Friends Like These: Obama and Turkish President Erdoğan has a “constructive and fruitful” phone discussion and agreed to continue their cooperation against ISIL. Except Erdoğan continues to refuse to let the US send aid to the Kurds fighting ISIS and claims that for the US to meet with Syrian Kurds is “unacceptable.”

Graffiti: On a per-capita basis, Mississippi locks up more of its people than do China and Russia combined and most of those incarcerated are black. Go figure. 
 
The one certainty is that there is no certainty. Demetrius.

Counting Down: A 21-day Ebola quarantine may not be sufficient. Data suggests that there could be up to a 12% chance that someone could begin showing symptoms of Ebola after 21 days from exposure.
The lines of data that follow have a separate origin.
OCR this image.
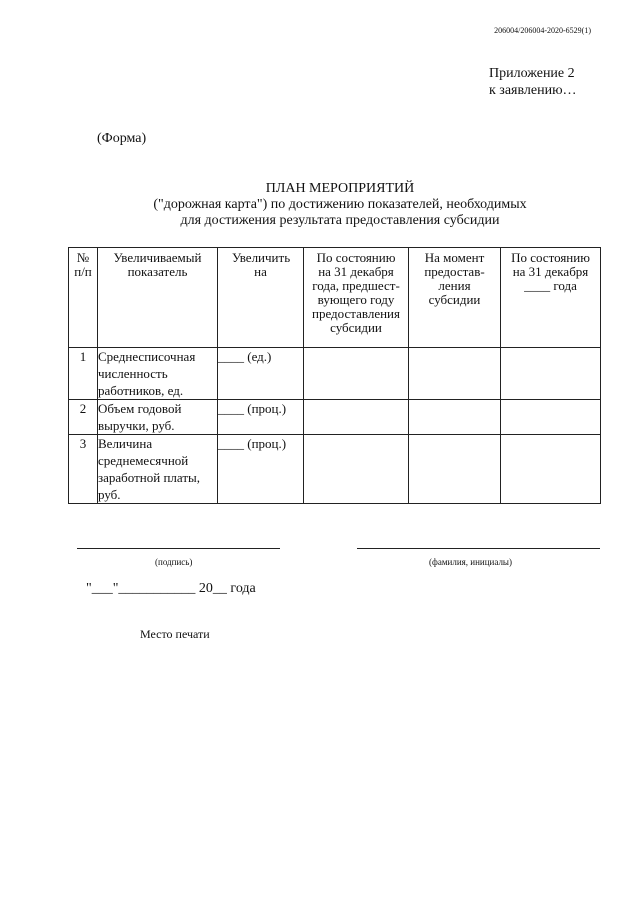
206004/206004-2020-6529(1)
Приложение 2
к заявлению…
(Форма)
ПЛАН МЕРОПРИЯТИЙ
("дорожная карта") по достижению показателей, необходимых
для достижения результата предоставления субсидии
№ п/п	Увеличиваемый показатель	Увеличить на	По состоянию на 31 декабря года, предшест- вующего году предоставления субсидии	На момент предостав- ления субсидии	По состоянию на 31 декабря ____ года

1	Среднесписочная численность работников, ед.	____ (ед.)			
2	Объем годовой выручки, руб.	____ (проц.)			
3	Величина среднемесячной заработной платы, руб.	____ (проц.)			
(подпись)	(фамилия, инициалы)
"___"___________ 20__ года
Место печати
Experts also say the Ebola virus is becoming more virulent within the infected, thus more contagious. "We have a worst-case scenario, and you don't even want to know."
 
The WHO fears between 5,000 and 10,000 new cases reported a week by December; there could be over half a million, maybe twice that, infected in West Africa alone by the new year. When it spreads to the slums of major cities in the Far East, which is likely, plus any number of other places in the world with armed conflict, poor central governmental control and broken health and social systems... “that would be like a bad science fiction movie.”

There is no reason to expect it to subside of its own accord, nor to expect it to come under control in the absence of a far larger effort to stop it than is in evidence today. 
 
The damage is not as much in the number of deaths (even though the number of deaths so far has been seriously under-reported) as much as in the panic it creates and all the disruption it creates in trade and travel,”

There has been an outpouring of promises, Britain has pledged more than £125 million, and Cameron wrote to other EU leaders to try to raise $1.275 billion. But the follow up on the lip service is lacking. The US intends to send 3,000 troops to construct needed facilities, but does not intend to staff them. A 70 bed unit needs a staff of 165 trained support personnel, nurses, aides and doctors. None of which have been identified nor recruited nor trained. 
 
Logistically each of these facilities will go through 100 sets of overalls, sheets, gowns, hoods and so on every day. The monthly cost will run about a million dollars a month for each 50-bed unit. By January the 100,000 needed beds will cost over a billion dollars a month, maybe two. So far $200,000 (from Columbia) has been given. China and Cuba have volunteered about 450 trained personnel. This is not enough.

This is just the beginning for Ebola; AIDS has killed at least 35 million of us so far and still kills more in 10 days than have died from Ebola so far this year. Panic responsibly.

2 comments:

Unknown said...

On Being Prepared - The Daily Mash is a satire site like The Onion.

On Ebola - The people panicking most hysterically in the US seem to be Republicans. Perhaps they missed the part where the only people who were infected in the US were those who were trying to help others. Therefore, Republicans have no reason to worry about infection

Charles Kingsley Michaelson, III said...

Yes, The Mash seems to be a British version of the Onion.
The Republican/Ebola observation is priceless. Thanks.